Martin Owusu, l’avocat de Dameh, a confié à la MFWA que bien que le post Facebook de son client mentionnait le nom de McDan, il ne mentionnait pas EletroChem Limited. Il a donc trouvé étrange que son client soit harcelé sur la base d’une plainte de l’entreprise.
« Dans tous les cas, pourquoi n’attentent-ils pas une action civile pour diffamation plutôt que de faire appel à la police ? J’aimerais bien qu’ils le poursuivent en justice ; ce sera très intéressant » a déclaré Maître Owusu.
La MFWA n’a pas réussi à recueillir le point de vue de la police sur l’affaire, à part une confirmation de l’officier chargé de l’affaire, le sergent Derrick Debrah, que Dameh fait l’objet d’une enquête pour diffusion de fausses informations. Le sergent Debrah, nous a renvoyés vers le responsable de la police judiciaire régionale, le surintendant en chef Kwabena Otuo Acheampong. Ce dernier nous a à son tour diriger vers le commandant régional de la police, DCOP M. Daniel Kwame Afriyie, qui a déclaré qu’il n’avait pas encore été informé de tous les faits, ajoutant qu’il s’efforçait de rencontrer Dameh en personne pour discuter de l’affaire.

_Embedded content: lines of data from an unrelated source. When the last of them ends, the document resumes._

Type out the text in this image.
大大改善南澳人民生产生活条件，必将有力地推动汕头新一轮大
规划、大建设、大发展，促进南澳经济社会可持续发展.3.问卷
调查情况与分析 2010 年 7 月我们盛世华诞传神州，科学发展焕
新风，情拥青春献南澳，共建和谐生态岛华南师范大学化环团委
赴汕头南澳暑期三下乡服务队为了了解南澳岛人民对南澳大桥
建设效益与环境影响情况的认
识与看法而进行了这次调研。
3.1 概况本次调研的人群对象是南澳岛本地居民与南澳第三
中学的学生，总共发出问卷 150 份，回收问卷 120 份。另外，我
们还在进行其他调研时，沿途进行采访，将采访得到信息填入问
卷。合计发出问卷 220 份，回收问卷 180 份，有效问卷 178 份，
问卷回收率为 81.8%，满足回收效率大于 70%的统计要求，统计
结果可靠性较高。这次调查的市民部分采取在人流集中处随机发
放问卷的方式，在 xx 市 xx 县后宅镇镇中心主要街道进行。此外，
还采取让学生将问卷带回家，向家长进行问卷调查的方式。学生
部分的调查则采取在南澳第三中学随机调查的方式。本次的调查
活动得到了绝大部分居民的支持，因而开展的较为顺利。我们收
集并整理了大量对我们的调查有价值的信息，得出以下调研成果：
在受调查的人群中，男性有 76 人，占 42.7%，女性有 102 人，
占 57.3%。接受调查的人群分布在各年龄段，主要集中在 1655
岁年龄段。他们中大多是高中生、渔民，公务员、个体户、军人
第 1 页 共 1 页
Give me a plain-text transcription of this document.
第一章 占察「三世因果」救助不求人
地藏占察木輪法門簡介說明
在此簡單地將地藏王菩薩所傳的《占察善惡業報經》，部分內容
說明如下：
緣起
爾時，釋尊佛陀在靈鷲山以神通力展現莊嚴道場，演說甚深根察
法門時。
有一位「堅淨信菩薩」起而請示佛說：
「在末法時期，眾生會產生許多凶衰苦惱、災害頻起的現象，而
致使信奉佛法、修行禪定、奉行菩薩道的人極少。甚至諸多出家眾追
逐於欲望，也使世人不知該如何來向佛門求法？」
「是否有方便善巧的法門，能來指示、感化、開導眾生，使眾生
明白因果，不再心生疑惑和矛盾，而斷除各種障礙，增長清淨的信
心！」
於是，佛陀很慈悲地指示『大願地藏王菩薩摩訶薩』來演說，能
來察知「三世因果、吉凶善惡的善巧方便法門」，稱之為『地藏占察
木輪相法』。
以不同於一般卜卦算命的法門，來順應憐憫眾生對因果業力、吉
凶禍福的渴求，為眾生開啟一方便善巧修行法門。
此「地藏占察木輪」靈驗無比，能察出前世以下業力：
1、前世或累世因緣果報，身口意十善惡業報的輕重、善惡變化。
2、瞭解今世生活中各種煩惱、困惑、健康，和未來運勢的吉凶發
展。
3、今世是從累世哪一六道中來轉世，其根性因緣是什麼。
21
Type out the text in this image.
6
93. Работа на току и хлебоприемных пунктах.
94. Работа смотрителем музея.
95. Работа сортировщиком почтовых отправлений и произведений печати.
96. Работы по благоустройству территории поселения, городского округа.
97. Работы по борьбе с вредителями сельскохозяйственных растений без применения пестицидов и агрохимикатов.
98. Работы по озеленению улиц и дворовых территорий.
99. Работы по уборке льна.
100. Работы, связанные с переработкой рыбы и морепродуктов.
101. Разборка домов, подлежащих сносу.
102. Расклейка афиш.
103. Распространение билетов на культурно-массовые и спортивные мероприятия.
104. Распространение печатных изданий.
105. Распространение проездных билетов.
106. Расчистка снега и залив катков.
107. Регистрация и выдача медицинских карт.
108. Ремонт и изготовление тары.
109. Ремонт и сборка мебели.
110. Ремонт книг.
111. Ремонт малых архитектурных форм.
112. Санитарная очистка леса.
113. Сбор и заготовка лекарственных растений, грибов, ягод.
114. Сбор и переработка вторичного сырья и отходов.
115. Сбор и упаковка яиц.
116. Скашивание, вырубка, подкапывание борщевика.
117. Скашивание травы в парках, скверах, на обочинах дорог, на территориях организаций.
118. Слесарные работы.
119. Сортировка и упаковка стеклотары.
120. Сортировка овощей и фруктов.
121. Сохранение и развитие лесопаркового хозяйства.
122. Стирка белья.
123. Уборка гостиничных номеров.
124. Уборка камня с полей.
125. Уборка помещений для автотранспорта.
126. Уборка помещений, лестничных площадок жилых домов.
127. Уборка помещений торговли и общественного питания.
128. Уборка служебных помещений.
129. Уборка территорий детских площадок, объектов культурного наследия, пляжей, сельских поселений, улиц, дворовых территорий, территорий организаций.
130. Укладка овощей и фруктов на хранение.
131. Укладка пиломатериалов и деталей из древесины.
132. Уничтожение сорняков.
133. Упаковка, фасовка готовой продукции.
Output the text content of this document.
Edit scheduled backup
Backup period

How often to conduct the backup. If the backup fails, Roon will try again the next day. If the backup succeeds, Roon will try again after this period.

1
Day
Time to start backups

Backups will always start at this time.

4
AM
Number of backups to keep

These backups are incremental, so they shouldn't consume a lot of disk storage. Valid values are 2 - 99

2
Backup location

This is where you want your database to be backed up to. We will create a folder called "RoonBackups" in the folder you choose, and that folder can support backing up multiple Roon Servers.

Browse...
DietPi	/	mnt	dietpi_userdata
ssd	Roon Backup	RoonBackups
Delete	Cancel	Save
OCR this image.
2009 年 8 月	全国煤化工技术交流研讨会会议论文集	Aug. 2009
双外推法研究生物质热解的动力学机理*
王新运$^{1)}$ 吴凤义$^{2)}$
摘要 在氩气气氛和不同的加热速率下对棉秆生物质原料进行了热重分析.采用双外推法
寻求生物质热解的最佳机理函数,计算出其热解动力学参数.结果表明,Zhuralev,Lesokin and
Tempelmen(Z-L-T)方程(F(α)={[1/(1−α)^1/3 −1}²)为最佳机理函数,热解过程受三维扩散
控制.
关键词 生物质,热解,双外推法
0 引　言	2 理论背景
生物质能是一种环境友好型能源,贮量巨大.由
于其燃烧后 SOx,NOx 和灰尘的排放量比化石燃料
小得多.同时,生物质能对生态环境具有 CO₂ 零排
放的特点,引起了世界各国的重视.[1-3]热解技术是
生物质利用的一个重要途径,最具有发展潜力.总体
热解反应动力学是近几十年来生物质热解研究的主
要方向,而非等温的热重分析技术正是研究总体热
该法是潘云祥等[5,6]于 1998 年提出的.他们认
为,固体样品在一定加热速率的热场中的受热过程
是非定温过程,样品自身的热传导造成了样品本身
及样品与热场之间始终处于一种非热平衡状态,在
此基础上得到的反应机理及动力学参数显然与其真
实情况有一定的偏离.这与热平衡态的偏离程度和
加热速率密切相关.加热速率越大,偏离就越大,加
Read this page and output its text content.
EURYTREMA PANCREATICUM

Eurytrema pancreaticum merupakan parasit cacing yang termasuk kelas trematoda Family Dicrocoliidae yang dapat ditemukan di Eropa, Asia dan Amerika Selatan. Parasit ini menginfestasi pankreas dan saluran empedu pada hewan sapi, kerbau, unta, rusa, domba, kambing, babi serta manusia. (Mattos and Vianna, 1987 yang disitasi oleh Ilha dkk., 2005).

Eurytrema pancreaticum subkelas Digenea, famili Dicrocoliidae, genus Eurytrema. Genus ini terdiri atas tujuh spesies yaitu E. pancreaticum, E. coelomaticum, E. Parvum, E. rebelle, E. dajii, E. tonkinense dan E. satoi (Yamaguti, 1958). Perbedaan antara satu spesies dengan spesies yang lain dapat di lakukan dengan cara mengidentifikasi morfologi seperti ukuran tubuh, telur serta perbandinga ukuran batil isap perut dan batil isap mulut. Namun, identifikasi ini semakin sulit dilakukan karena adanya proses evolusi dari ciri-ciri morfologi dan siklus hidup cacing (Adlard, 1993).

Le calvaire de Dameh s’inscrit dans une tendance récente de persécution de journalistes et de militants par la police pour diffusion de fausses informations, les dossiers étant souvent abandonnés à la longue. Le 1er novembre 2021, la police a arrêté et placé en détention un animateur radio, Paa Kwesi Simpson, accusé de publier de fausses informations. L’arrestation fait suite à une fausse déclaration d’enlèvement faite par un auditeur qui a appelé l’émission de Simpson.
Le 10 février, la police a détenu Kwabena Bobbie Ansah un commentateur d’Accra FM pour « publication de fausses informations et conduite offensive. » Les accusations portent sur une vidéo que le journaliste a publiée sur les réseaux sociaux, affirmant que l’épouse du président Nana Akufo-Addo avait obtenu illégalement une parcelle de terrain appartenant à l’État.
Le 9 février, le directeur exécutif d’une organisation de lutte contre la corruption, Alliance of Social Equity and Public Accountability (ASEPA), a été arrêté par la police. Il avait publié, avant de se rétracter, des allégations selon lesquelles des membres de la famille présidentielle s’étaient rendus au Royaume-Uni à bord du jet présidentiel pour faire du shopping.
La MFWA exhorte la police de Tema à arrêter de persécuter Dameh pour un post Facebook qui est sans nul doute d’intérêt public. Si la police tient à mettre en doute la véracité du post du journaliste, nous attendons d’elle qu’elle réponde publiquement au post et qu’elle nie les allégations ou qu’elle explique les circonstances entourant l’hospitalisation d’Anim et pourquoi il était menotté à un lit. Nous déplorons le fait que Dameh ait été détenu et soumis à une enquête criminelle dans une juridiction où la diffamation n’est pas une infraction pénale. De telles actions créent inutilement le mécontentement du public envers la police et ternissent l’image du Ghana en matière de liberté de la presse.